RIZAL ABDULHADI ET SES INSTRUMENTS EN BAMBOU

Ce jeune Indonésien de 29 ans né dans un petit village de l’est de Java a de nombreuses casquettes. Instrumentiste, chanteur, fabricant d’instruments et militant. Il a consacré sa musique et sa carrière à promouvoir une nouvelle vision du monde et du recyclage et à encourager la créativité. Aujourd’hui, il est basé à Bali et a sorti son dernier album « HOPE » le 12 novembre 2016.

Comment as-tu découvert le bambou ?
J’ai commencé à jouer avec le bambou dès mon plus jeune âge. Je viens d’un petit village à Java qui a pour tradition d’utiliser le bambou pour tout : nos maisons, nos jouets, nos cérémonies, même notre nourriture ! A 7 ou 8 ans, je faisais déjà mes premiers instruments en bambou. J’ai l’impression d’avoir toujours été connecté au bambou.

D’où te vient cette passion de tout faire à la main ?
Il n’y avait pas de magasin dans mon village et de toute façon nous n’avions pas
d’argent ! Quand je voulais un nouveau jouet, je le faisais moi-même. Quand j’ai décidé de faire du skate, mon père m’a tendu un morceau de bois et m’a dit de faire ma planche moi-même. J’ai toujours appris à faire les choses avec mes mains et ce qui se trouvait autour de moi. Et en grandissant, j’ai voulu apprendre à tout faire de moi-même. Avant de commencer à utiliser le bambou, je faisais des instruments à partir de déchets. J’organisais des ateliers où j’enseignais comment construire ces objets en n’utilisant que le recyclage. Pour moi, l’essentiel, c’est de faire avec ce qu’on a et de protéger la terre.

Donc, c’est dans le prolongement de cette conscience écologique que tu utilises le bambou ?
Oui, évidemment. La forêt est détruite chaque jour un peu plus.

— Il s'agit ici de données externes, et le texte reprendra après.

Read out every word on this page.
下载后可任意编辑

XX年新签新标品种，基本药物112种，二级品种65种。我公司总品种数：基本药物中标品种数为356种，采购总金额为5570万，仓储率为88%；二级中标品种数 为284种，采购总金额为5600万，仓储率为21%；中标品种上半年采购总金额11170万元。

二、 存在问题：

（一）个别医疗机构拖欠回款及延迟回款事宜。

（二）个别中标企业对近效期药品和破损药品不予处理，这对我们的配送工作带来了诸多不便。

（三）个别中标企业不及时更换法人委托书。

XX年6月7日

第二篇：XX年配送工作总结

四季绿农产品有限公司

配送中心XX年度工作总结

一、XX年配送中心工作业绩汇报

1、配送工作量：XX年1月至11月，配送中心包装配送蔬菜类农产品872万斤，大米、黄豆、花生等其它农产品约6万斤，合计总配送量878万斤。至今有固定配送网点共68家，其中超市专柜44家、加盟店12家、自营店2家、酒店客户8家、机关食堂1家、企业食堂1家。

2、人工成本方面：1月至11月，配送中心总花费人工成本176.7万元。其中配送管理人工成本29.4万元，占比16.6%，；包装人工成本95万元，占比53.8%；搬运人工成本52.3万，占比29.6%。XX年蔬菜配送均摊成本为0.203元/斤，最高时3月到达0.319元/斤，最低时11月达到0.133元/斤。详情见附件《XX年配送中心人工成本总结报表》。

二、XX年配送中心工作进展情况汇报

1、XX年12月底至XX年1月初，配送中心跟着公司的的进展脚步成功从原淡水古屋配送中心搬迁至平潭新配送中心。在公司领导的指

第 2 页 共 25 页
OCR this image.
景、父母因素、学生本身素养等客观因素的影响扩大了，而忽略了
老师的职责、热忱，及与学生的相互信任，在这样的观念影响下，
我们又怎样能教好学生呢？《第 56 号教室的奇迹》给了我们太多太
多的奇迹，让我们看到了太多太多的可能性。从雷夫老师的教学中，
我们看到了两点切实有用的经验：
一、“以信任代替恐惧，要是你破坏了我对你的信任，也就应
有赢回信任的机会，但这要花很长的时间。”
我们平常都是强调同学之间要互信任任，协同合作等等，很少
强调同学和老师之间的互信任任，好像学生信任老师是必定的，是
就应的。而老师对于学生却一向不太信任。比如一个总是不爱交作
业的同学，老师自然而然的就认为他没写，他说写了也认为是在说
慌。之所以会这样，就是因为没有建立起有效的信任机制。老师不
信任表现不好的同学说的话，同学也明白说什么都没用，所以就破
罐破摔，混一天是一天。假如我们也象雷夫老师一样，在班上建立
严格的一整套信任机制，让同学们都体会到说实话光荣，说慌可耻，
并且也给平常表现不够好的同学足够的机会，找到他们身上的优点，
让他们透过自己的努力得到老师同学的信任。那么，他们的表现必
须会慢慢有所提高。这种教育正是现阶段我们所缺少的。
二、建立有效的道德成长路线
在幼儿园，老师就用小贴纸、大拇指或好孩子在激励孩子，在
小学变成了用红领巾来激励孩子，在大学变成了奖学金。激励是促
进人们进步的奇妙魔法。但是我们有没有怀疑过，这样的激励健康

Une énorme partie des forêts pluviales de Bornéo a été rasée. Ce sont des pertes inestimables… C’est pour ça que j’utilise le bambou. Il appartient à la famille de l’herbe et peut pousser de plus d’un mètre par jour. Au bout de 4 ans ou 5 ans, on peut le récolter, alors qu’un arbre prendra en moyenne 15 ans avant d’être utilisable.

A t’entendre, le bambou est une ressource magique. Pourquoi n’est-il pas plus utilisé ?
Oui, c’est très polyvalent et aussi respectueux de l’environnement ! En plus, c’est un matériel très peu onéreux comme il pousse bien plus vite que tous les autres bois. Mais il a longtemps été considéré comme la ressource du pauvre. Les gens pensaient que c’était plein de bêtes et qu’avoir une maison en « dur » était plus classe. Maintenant que nous savons à quel point il peut apporter dans la lutte contre la destruction des forêts, il faut lui donner une image de luxe. Je veux montrer au monde à quel point le bambou peut être beau.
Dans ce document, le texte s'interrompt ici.